Watership Down and the Gender Studies Crowd
Karl Muth on the need to speak plainly when referring to lessons we still haven't learned from past clasics.
I’ve heard more than a few friends and colleagues lament the remaking of Watership Down (yes, it’s being made into Netflix miniseries, if you’ve not yet heard). The fantastic (I use that word as praise and as adjective) tale of a warren of adventurous anthropomorphized rabbits and their journey is a childhood classic and, along with Mutiny on the Bounty and a short list of other books, among the tomes that most shaped my young mind, imagination, and politics.
Many raise the issue of gender in Watership Down. Indeed, there is a point (spoiler alert for those who’ve not yet been children) in the book where there are not enough male rabbits and the inevitability of the group’s biological demise is contemplated. This is solved through the procurement of female rabbits from an overcrowded warren nearby. These female rabbits are treated as a route to reproduction, which in turn is treated as an inconvenience of the intimate sort.
Elsewhere in the book, important political concepts are addressed: totalitarianism, fairness, the nanny state, the police state, how to deal with crises of leadership, and so forth. The accomplishment of dealing with such a wide range of concepts in such a short story – and the limitations of that story – is worthy of acclaim.
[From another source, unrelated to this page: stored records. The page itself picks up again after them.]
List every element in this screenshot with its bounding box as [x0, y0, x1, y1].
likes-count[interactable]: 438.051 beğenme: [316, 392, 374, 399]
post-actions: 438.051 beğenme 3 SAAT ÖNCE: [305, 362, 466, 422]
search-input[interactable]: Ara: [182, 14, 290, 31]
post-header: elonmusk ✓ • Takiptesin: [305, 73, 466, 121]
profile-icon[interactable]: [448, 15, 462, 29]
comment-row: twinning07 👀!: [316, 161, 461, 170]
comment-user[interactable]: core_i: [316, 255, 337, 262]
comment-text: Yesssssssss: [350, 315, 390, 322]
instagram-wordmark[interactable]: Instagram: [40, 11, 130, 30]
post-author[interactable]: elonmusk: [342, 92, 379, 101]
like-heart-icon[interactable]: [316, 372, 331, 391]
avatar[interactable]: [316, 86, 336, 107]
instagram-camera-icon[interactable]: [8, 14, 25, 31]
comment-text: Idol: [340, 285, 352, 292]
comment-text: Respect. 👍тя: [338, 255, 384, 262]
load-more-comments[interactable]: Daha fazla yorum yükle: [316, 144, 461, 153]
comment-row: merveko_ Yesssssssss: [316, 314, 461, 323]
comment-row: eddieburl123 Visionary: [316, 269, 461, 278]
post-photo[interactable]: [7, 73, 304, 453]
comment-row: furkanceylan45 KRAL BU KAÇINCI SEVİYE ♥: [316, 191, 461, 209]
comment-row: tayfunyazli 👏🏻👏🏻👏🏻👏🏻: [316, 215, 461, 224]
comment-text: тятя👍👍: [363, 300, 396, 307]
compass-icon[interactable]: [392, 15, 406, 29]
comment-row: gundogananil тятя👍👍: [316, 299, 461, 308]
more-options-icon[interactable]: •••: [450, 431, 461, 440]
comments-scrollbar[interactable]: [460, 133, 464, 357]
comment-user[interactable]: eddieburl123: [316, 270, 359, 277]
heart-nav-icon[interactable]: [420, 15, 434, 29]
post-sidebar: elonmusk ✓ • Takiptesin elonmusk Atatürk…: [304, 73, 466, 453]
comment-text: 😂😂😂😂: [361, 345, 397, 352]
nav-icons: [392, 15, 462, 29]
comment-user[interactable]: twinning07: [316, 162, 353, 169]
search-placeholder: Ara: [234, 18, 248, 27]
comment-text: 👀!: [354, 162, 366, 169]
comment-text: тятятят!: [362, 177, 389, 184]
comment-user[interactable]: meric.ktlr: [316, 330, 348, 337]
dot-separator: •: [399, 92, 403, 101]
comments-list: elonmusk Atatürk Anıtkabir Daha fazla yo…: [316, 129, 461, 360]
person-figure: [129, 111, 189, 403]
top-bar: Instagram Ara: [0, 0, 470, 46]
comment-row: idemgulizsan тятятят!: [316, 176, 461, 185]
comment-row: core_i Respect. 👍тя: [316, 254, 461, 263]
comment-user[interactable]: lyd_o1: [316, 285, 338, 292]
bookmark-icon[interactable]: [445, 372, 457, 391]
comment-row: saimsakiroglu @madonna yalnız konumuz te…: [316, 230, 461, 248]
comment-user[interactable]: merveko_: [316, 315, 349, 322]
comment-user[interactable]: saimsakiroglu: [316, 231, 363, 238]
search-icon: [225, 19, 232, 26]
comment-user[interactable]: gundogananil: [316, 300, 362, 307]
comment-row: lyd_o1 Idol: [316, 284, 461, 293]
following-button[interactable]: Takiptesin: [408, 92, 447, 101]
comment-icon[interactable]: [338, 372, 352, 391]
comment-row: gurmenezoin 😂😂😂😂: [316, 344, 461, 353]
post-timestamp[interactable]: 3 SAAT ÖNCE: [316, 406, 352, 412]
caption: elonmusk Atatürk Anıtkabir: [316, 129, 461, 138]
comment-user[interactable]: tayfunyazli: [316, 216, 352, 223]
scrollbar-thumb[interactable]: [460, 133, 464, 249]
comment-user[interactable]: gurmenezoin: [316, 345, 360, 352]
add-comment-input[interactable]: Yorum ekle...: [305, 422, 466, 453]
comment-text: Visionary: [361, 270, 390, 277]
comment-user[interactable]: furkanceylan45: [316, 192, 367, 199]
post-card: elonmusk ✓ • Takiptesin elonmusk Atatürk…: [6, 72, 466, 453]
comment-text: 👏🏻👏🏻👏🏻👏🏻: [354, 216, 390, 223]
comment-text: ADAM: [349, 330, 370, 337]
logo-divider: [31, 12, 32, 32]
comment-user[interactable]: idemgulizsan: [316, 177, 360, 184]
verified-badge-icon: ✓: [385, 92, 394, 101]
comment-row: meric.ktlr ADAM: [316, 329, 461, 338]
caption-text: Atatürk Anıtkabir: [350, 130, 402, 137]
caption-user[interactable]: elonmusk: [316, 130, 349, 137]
That the complex world of rabbit politics also features an exclusion of women from decision-making and some degree of misogyny should be marked as a win for realism, not given demerits.
If there is any time in the history of modern Western civilization when it is relevant to discuss the topics of Watership Down seriously and from multiple policy and philosophical perspectives, it is right now. And to censor from view one of the aspects of the story (the differential treatment of women) most relevant to the current conversation is a disservice to the viewer/reader and a malpractice of communication more generally.
The treatment of the female rabbits in Watership Down as inconvenient baby-makers accurately reflects the 1970s sentiment of English governments (national and local) and workplaces (and the warrens are meant to represent some hybridized amalgam of government and employer), with the fiscal and practical inconvenience of birth control and maternity leave, respectively, being hot conservative topics of the day.
And how little things have changed; today’s wage debates and questions of representation feature a whiff of this foul familiar.
If ever, this portion of the story – along with portions on the power of the state (various forms of government are explored) and the powerlessness of refugees (the main characters) – is deserving of contemplation by today’s young people whose first exposure (sadly) to this story may come via Netflix on a smartphone rather than in the pages of a book at school or in the local library. Regardless of its mode of conveyance, the story has aged gracefully and holds many lessons ripe for contemporary pondering.
So, next time you hear a policy-oriented person – whether from academia or the blogosphere – talk about the gender inequity in Watership Down consider whether the stories that person treasures are more realistic or simply more palatable. Because now is a time for realism in portrayal and frankness in debate and neither will come from the bland ingredients found in less poignant tales.